A plane passes through the point $(0,1,1)$ and has normal vector $\hat{i}+\hat{j}+\hat{k}$. Its equation is

• A. $x+y+z=1$
• B. $x+y+z=2$
• C. $x+2y+2z=1$
• D. $y+z=2$
• E. $y+z=1$

Hint:

Geometry Tip: If the normal vector is $\hat{i}+\hat{j}+\hat{k}$, the equation must be of the form $x+y+z = d$. You can find '$d$' instantly by plugging the given point $(0,1,1)$ into $x+y+z$, getting $0+1+1 = 2$.

Answer 1

The Correct Option is B

Concept:
The Cartesian equation of a plane passing through a specific point $(x_1, y_1, z_1)$ with a normal vector $\vec{n} = a\hat{i} + b\hat{j} + c\hat{k}$ is given by the formula $a(x - x_1) + b(y - y_1) + c(z - z_1) = 0$.

Step 1: Identify the normal vector components.
The normal vector is $\vec{n} = \hat{i} + \hat{j} + \hat{k}$. The scalar components $(a, b, c)$ of the normal vector are $(1, 1, 1)$.

Step 2: Identify the given point on the plane.
The plane passes through the point $(x_1, y_1, z_1) = (0, 1, 1)$.

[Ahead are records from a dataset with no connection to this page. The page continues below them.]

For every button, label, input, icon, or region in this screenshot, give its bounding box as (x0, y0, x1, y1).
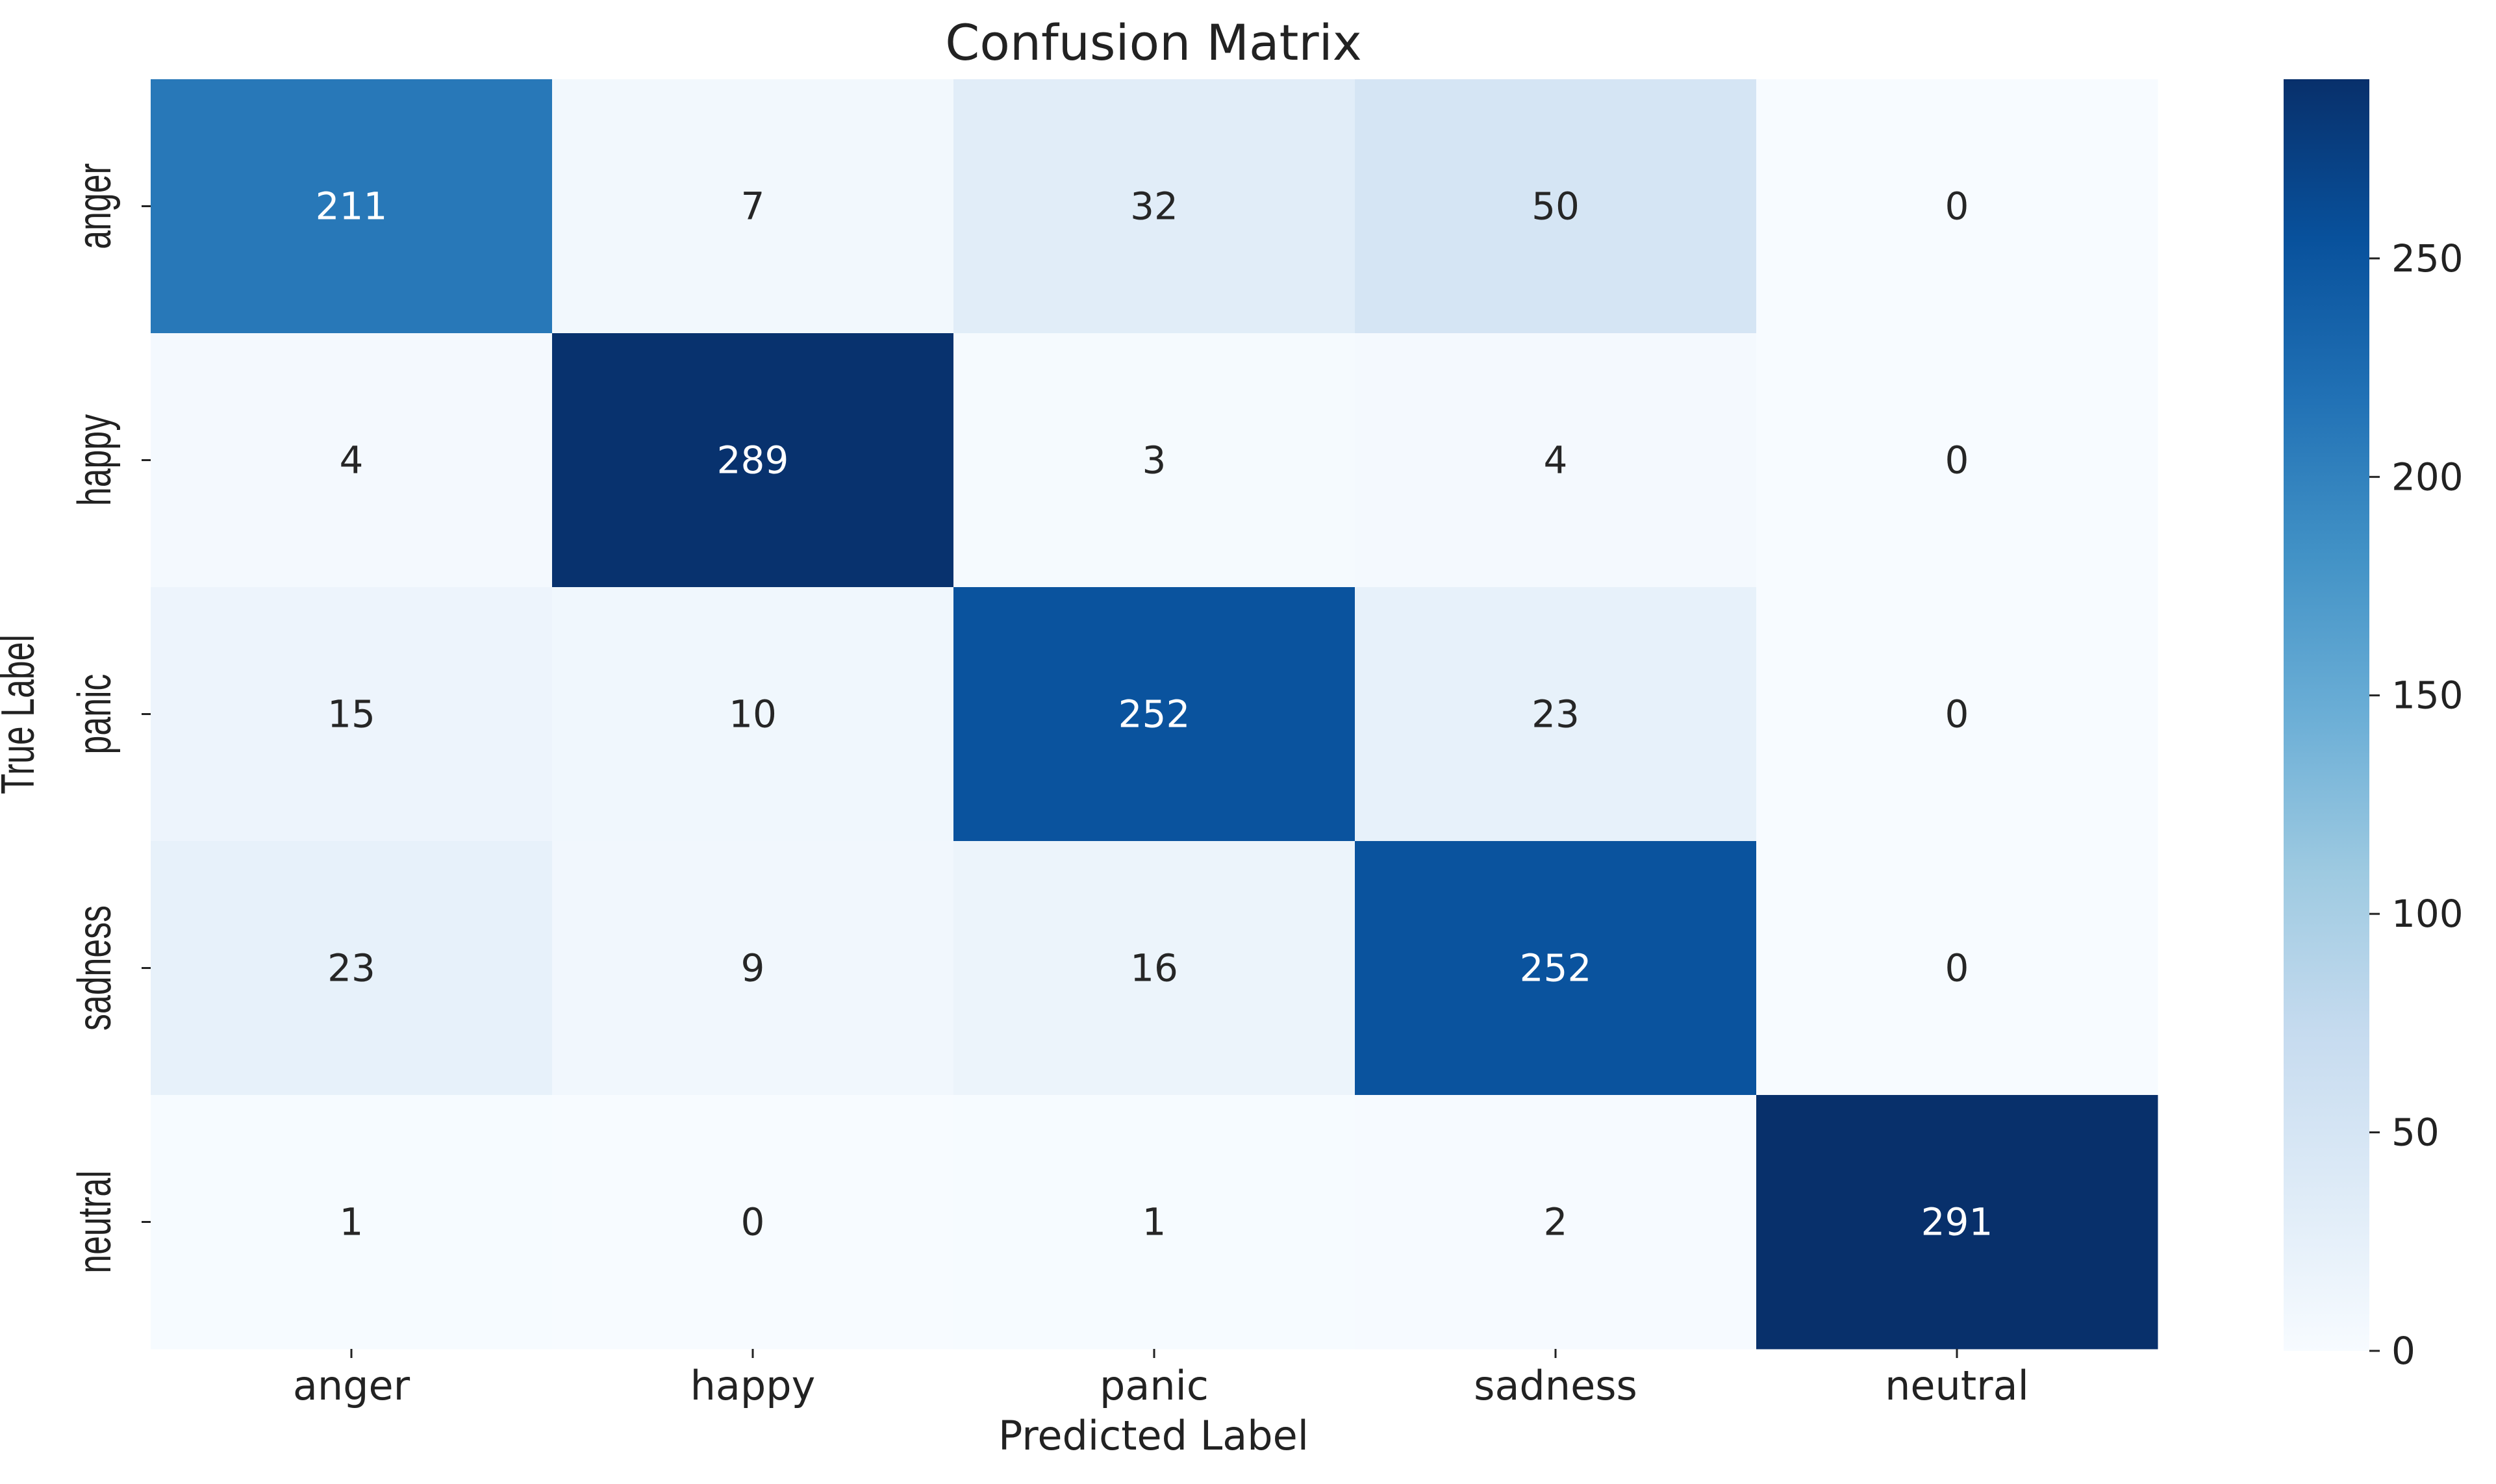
heatmap-cell (1756, 1095, 2158, 1350)
y-axis-label: True Label (0, 635, 44, 794)
heatmap-cell (552, 333, 954, 588)
colorbar-tick-label: 200 (2391, 455, 2464, 499)
x-axis-label: Predicted Label (998, 1412, 1309, 1459)
colorbar-tick-label: 250 (2391, 236, 2464, 281)
x-tick-label: happy (690, 1362, 816, 1409)
cell-value-label: 1 (340, 1200, 364, 1244)
heatmap-cell (953, 587, 1355, 842)
y-tick-label: panic (69, 674, 121, 755)
heatmap-cell (1756, 79, 2158, 334)
cell-value-label: 23 (1532, 692, 1580, 736)
cell-value-label: 50 (1532, 184, 1580, 229)
cell-value-label: 291 (1921, 1200, 1993, 1244)
cell-value-label: 2 (1544, 1200, 1568, 1244)
x-tick-label: anger (293, 1362, 410, 1409)
colorbar-tick-label: 100 (2391, 892, 2464, 936)
heatmap-cell (1756, 841, 2158, 1096)
cell-value-label: 16 (1130, 946, 1178, 990)
heatmap-cell (1355, 1095, 1757, 1350)
heatmap-cell (953, 1095, 1355, 1350)
cell-value-label: 23 (327, 946, 375, 990)
heatmap-cell (151, 587, 553, 842)
x-tick-label: sadness (1474, 1362, 1637, 1409)
y-axis-ticks: anger happy panic sadness neutral (69, 163, 151, 1274)
heatmap-cell (1355, 587, 1757, 842)
cell-value-label: 7 (741, 184, 765, 229)
heatmap-cell (552, 841, 954, 1096)
heatmap-cell (151, 333, 553, 588)
heatmap-cell (552, 587, 954, 842)
heatmap-cell (151, 79, 553, 334)
chart-title: Confusion Matrix (945, 14, 1361, 71)
y-tick-label: anger (69, 163, 121, 249)
heatmap-cell (552, 1095, 954, 1350)
y-tick-label: neutral (69, 1170, 121, 1273)
heatmap-cell (1756, 587, 2158, 842)
y-tick-label: sadness (69, 905, 121, 1031)
colorbar-tick-label: 50 (2391, 1111, 2439, 1155)
heatmap-cell (151, 841, 553, 1096)
cell-value-label: 252 (1118, 692, 1191, 736)
colorbar-tick-label: 0 (2391, 1329, 2415, 1373)
colorbar-ticks: 0 50 100 150 200 250 (2369, 236, 2464, 1373)
heatmap-cell (151, 1095, 553, 1350)
cell-value-label: 0 (741, 1200, 765, 1244)
cell-value-label: 0 (1945, 946, 1969, 990)
cell-value-label: 0 (1945, 438, 1969, 483)
cell-value-label: 4 (1544, 438, 1568, 483)
y-tick-label: happy (69, 414, 121, 506)
cell-value-label: 3 (1142, 438, 1166, 483)
cell-value-label: 289 (717, 438, 789, 483)
colorbar-tick-label: 150 (2391, 673, 2464, 718)
heatmap-cell (1355, 841, 1757, 1096)
heatmap-cell (1355, 333, 1757, 588)
x-tick-label: panic (1100, 1362, 1209, 1409)
cell-value-label: 252 (1520, 946, 1592, 990)
x-tick-label: neutral (1885, 1362, 2029, 1409)
cell-value-label: 15 (327, 692, 375, 736)
cell-value-label: 4 (340, 438, 364, 483)
colorbar (2284, 79, 2369, 1351)
cell-value-label: 211 (316, 184, 388, 229)
cell-value-label: 0 (1945, 692, 1969, 736)
heatmap-cell (1756, 333, 2158, 588)
heatmap-cells: 211 7 32 50 04 289 3 4 015 10 252 23 023 9 16 252 01 0 1 2 2… (151, 79, 2158, 1350)
heatmap-cell (953, 333, 1355, 588)
cell-value-label: 0 (1945, 184, 1969, 229)
x-axis-ticks: anger happy panic sadness neutral (293, 1349, 2029, 1409)
cell-value-label: 9 (741, 946, 765, 990)
heatmap-cell (1355, 79, 1757, 334)
cell-value-label: 10 (729, 692, 777, 736)
cell-value-label: 1 (1142, 1200, 1166, 1244)
heatmap-cell (953, 841, 1355, 1096)
heatmap-cell (552, 79, 954, 334)
cell-value-label: 32 (1130, 184, 1178, 229)
heatmap-cell (953, 79, 1355, 334)
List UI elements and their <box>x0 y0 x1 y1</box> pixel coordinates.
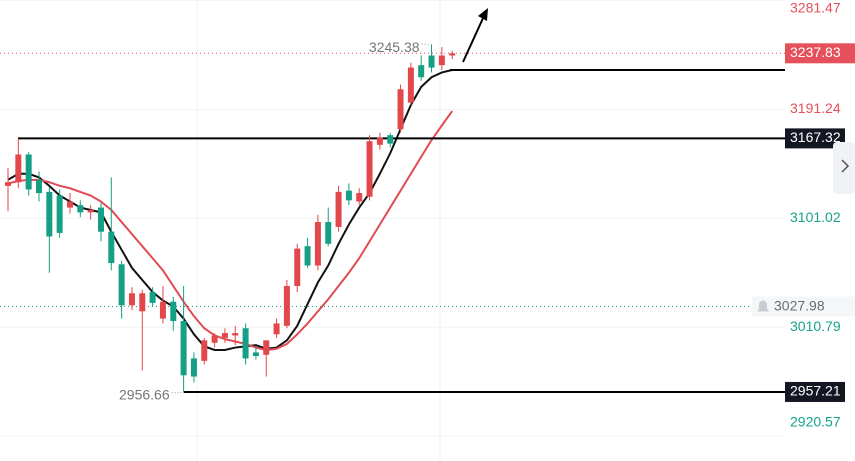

Step 3: Substitute values into the plane equation.
Using the formula $a(x - x_1) + b(y - y_1) + c(z - z_1) = 0$: $$1(x - 0) + 1(y - 1) + 1(z - 1) = 0$$

Step 4: Expand the algebraic equation.
Distribute the coefficients (which are just 1) into the parentheses: $$x + y - 1 + z - 1 = 0$$

Step 5: Simplify to match the standard form.
Combine the constant terms and move them to the right side of the equation: $$x + y + z - 2 = 0$$ $$x + y + z = 2$$ Hence the correct answer is (B) $x+y+z=2$.